Scottish Premiership striker Kris Boyd has become the latest in a line of footballers including Wayne Rooney and James McFadden to have a hair transplant.

The Kilmarnock star was inspired to have the procedure after seeing the transformation of McFadden, who he said was “a lot balder” than himself, with hair “worse than mine”.

He had 1,762 grafts implanted over the course of two days in the Follicular Unit Extraction (FUE) hair transplant at The Glasgow Clinic.

Spot the sheep along arts trail

A public arts trail featuring 70 sculptures of the Aardman Animations character Shaun the Sheep has been launched in Bristol.

The 5ft (1.5m) high statues will be dotted around key landmarks across the South West city to raise money for a hospital charity.

Artist, designers and businesses such as DreamWorks, Thunderbirds and Bagpuss creator Peter Firmin have decorated the sculptures.

Nutty squirrels solve puzzle

Squirrels have shown scientists they really know how to “use their nuts” when searching for food.

A group of five grey squirrels surprised researchers with the speed at which they solved a puzzle involving hidden hazelnuts.

The intelligence test was in the form of a box with 12 sunken wells, four of which were hollow. Nuts were placed in the four hollow wells diagonally across from each other, so that the least efficient way to look for them was by going from well to well in a clockwise or anti-clockwise sequence.

Rescue for man stuck in chimney

Firefighters in Arizona rescued a man who became stuck after trying to re-enter a house through the chimney.

It took 30 minutes for firefighters to free the 23-year-old, who was taken to hospital in a stable condition. The man’s friends locked him out of the house in Phoenix as a prank and he thought he could get back inside through the chimney, fire captain Aaron Ernsberger said.

Phoenix fire department video shows firefighters chipping away at a chimney wall and pulling the man out. The man, completely covered in soot, was able to walk but appeared to be limping.

Creative computers put to test

Can an algorithm pass for an author? Can a robot rock the house? A series of contests at a New Hampshire college is about to find out.

Dartmouth College is seeking artificial intelligence algorithms that create “human-quality” short stories, sonnets and dance music sets which will be pitted against human-produced literature, poetry and music selections. The judges will not know which is which.

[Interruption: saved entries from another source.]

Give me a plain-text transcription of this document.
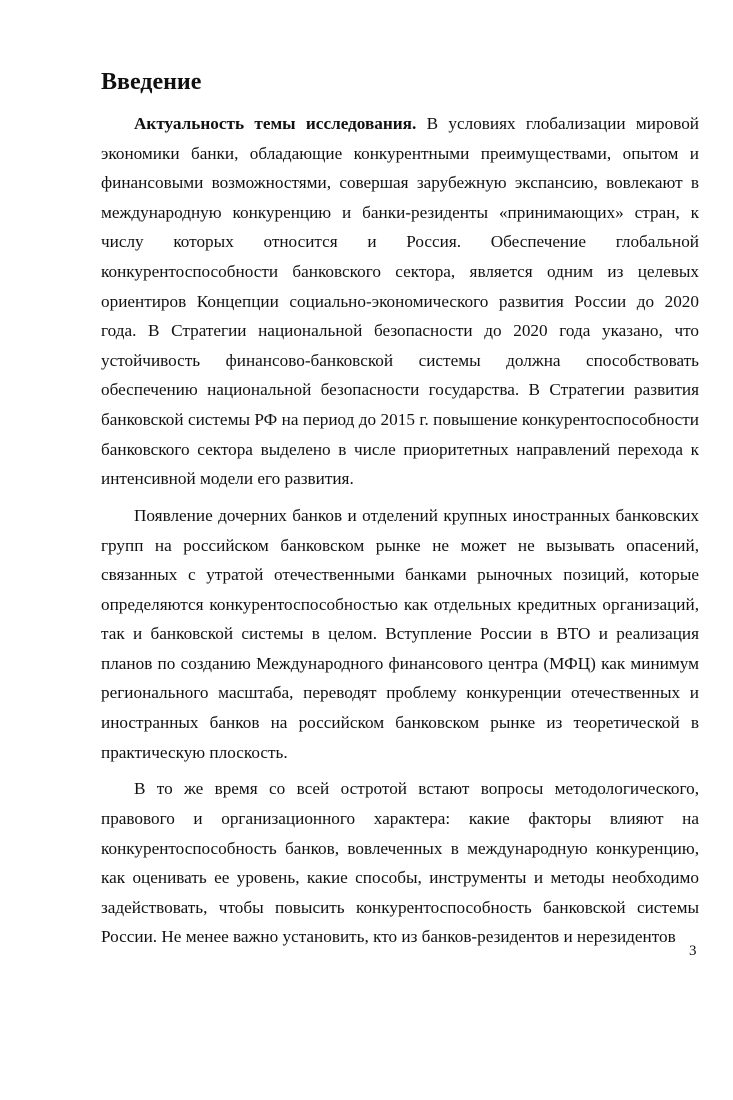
Введение

Актуальность темы исследования. В условиях глобализации мировой экономики банки, обладающие конкурентными преимуществами, опытом и финансовыми возможностями, совершая зарубежную экспансию, вовлекают в международную конкуренцию и банки-резиденты «принимающих» стран, к числу которых относится и Россия. Обеспечение глобальной конкурентоспособности банковского сектора, является одним из целевых ориентиров Концепции социально-экономического развития России до 2020 года. В Стратегии национальной безопасности до 2020 года указано, что устойчивость финансово-банковской системы должна способствовать обеспечению национальной безопасности государства. В Стратегии развития банковской системы РФ на период до 2015 г. повышение конкурентоспособности банковского сектора выделено в числе приоритетных направлений перехода к интенсивной модели его развития.

Появление дочерних банков и отделений крупных иностранных банковских групп на российском банковском рынке не может не вызывать опасений, связанных с утратой отечественными банками рыночных позиций, которые определяются конкурентоспособностью как отдельных кредитных организаций, так и банковской системы в целом. Вступление России в ВТО и реализация планов по созданию Международного финансового центра (МФЦ) как минимум регионального масштаба, переводят проблему конкуренции отечественных и иностранных банков на российском банковском рынке из теоретической в практическую плоскость.

В то же время со всей остротой встают вопросы методологического, правового и организационного характера: какие факторы влияют на конкурентоспособность банков, вовлеченных в международную конкуренцию, как оценивать ее уровень, какие способы, инструменты и методы необходимо задействовать, чтобы повысить конкурентоспособность банковской системы России. Не менее важно установить, кто из банков-резидентов и нерезидентов

3
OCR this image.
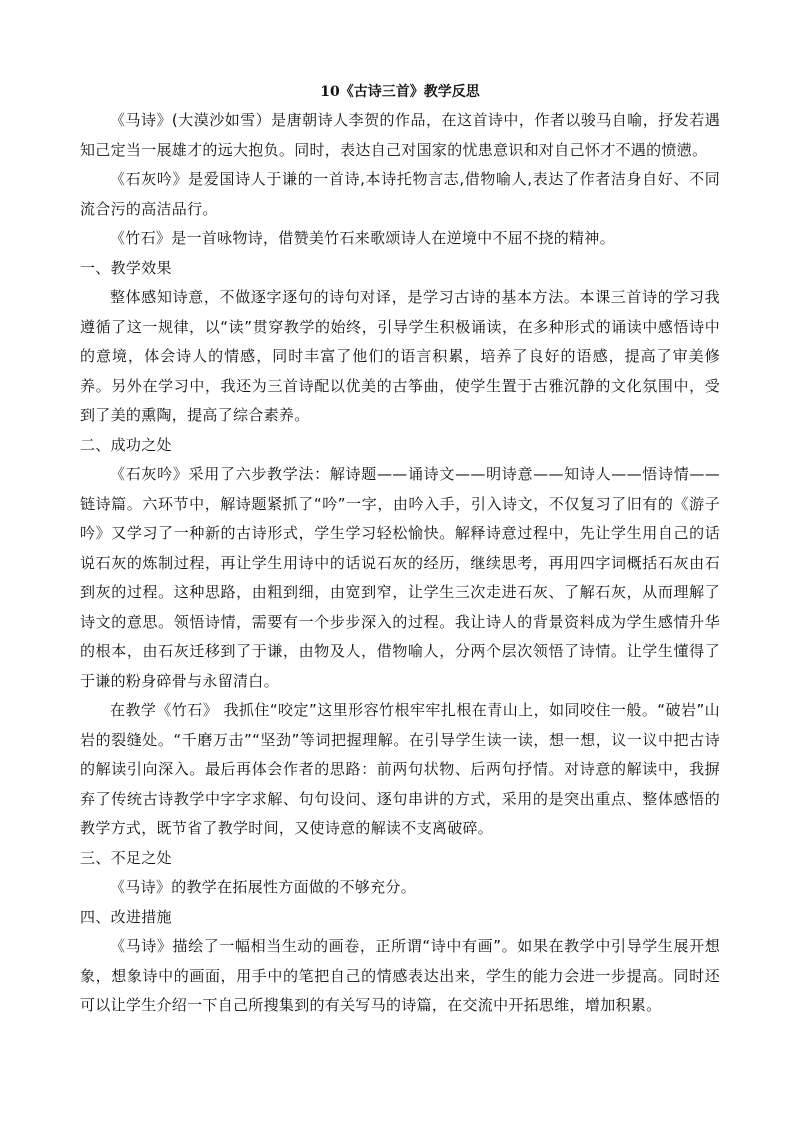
10《古诗三首》教学反思

《马诗》(大漠沙如雪）是唐朝诗人李贺的作品，在这首诗中，作者以骏马自喻，抒发若遇知己定当一展雄才的远大抱负。同时，表达自己对国家的忧患意识和对自己怀才不遇的愤懑。

《石灰吟》是爱国诗人于谦的一首诗,本诗托物言志,借物喻人,表达了作者洁身自好、不同流合污的高洁品行。

《竹石》是一首咏物诗，借赞美竹石来歌颂诗人在逆境中不屈不挠的精神。

一、教学效果

整体感知诗意，不做逐字逐句的诗句对译，是学习古诗的基本方法。本课三首诗的学习我遵循了这一规律，以“读”贯穿教学的始终，引导学生积极诵读，在多种形式的诵读中感悟诗中的意境，体会诗人的情感，同时丰富了他们的语言积累，培养了良好的语感，提高了审美修养。另外在学习中，我还为三首诗配以优美的古筝曲，使学生置于古雅沉静的文化氛围中，受到了美的熏陶，提高了综合素养。

二、成功之处

《石灰吟》采用了六步教学法：解诗题——诵诗文——明诗意——知诗人——悟诗情——链诗篇。六环节中，解诗题紧抓了“吟”一字，由吟入手，引入诗文，不仅复习了旧有的《游子吟》又学习了一种新的古诗形式，学生学习轻松愉快。解释诗意过程中，先让学生用自己的话说石灰的炼制过程，再让学生用诗中的话说石灰的经历，继续思考，再用四字词概括石灰由石到灰的过程。这种思路，由粗到细，由宽到窄，让学生三次走进石灰、了解石灰，从而理解了诗文的意思。领悟诗情，需要有一个步步深入的过程。我让诗人的背景资料成为学生感情升华的根本，由石灰迁移到了于谦，由物及人，借物喻人，分两个层次领悟了诗情。让学生懂得了于谦的粉身碎骨与永留清白。

在教学《竹石》 我抓住“咬定”这里形容竹根牢牢扎根在青山上，如同咬住一般。“破岩”山岩的裂缝处。“千磨万击”“坚劲”等词把握理解。在引导学生读一读，想一想，议一议中把古诗的解读引向深入。最后再体会作者的思路：前两句状物、后两句抒情。对诗意的解读中，我摒弃了传统古诗教学中字字求解、句句设问、逐句串讲的方式，采用的是突出重点、整体感悟的教学方式，既节省了教学时间，又使诗意的解读不支离破碎。

三、不足之处

《马诗》的教学在拓展性方面做的不够充分。

四、改进措施

《马诗》描绘了一幅相当生动的画卷，正所谓“诗中有画”。如果在教学中引导学生展开想象，想象诗中的画面，用手中的笔把自己的情感表达出来，学生的能力会进一步提高。同时还可以让学生介绍一下自己所搜集到的有关写马的诗篇，在交流中开拓思维，增加积累。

The goal is to determine whether people can distinguish between the two, and whether they might even prefer the computer-generated creativity. “Historically, often when we have advances in artificial intelligence, people will always say ‘Well, a computer couldn’t paint a sunset,’ or ‘A computer couldn’t write a beautiful love sonnet’, but could they? That’s the question,” said Dan Rockmore, director of the Neukom Institute for Computational Science at Dartmouth.

Musical revival for harpsichord

A harpsichord which entertained the elite of Italy in the mid-1500s has been restored by a South Dakota museum and will soon bring its sound to 21st century ears.

The National Music Museum in Vermilion, which acquired the instrument in 2009, worked with Chilean-born musician Catalina Vicens, who specialises in historical keyboards and percussion instruments, to produce the harpsichord’s first full-length recording.

The crowd-funded project resulted in a 20-track disc of compositions that Vicens said would have been performed in Naples when the instrument was in its youth.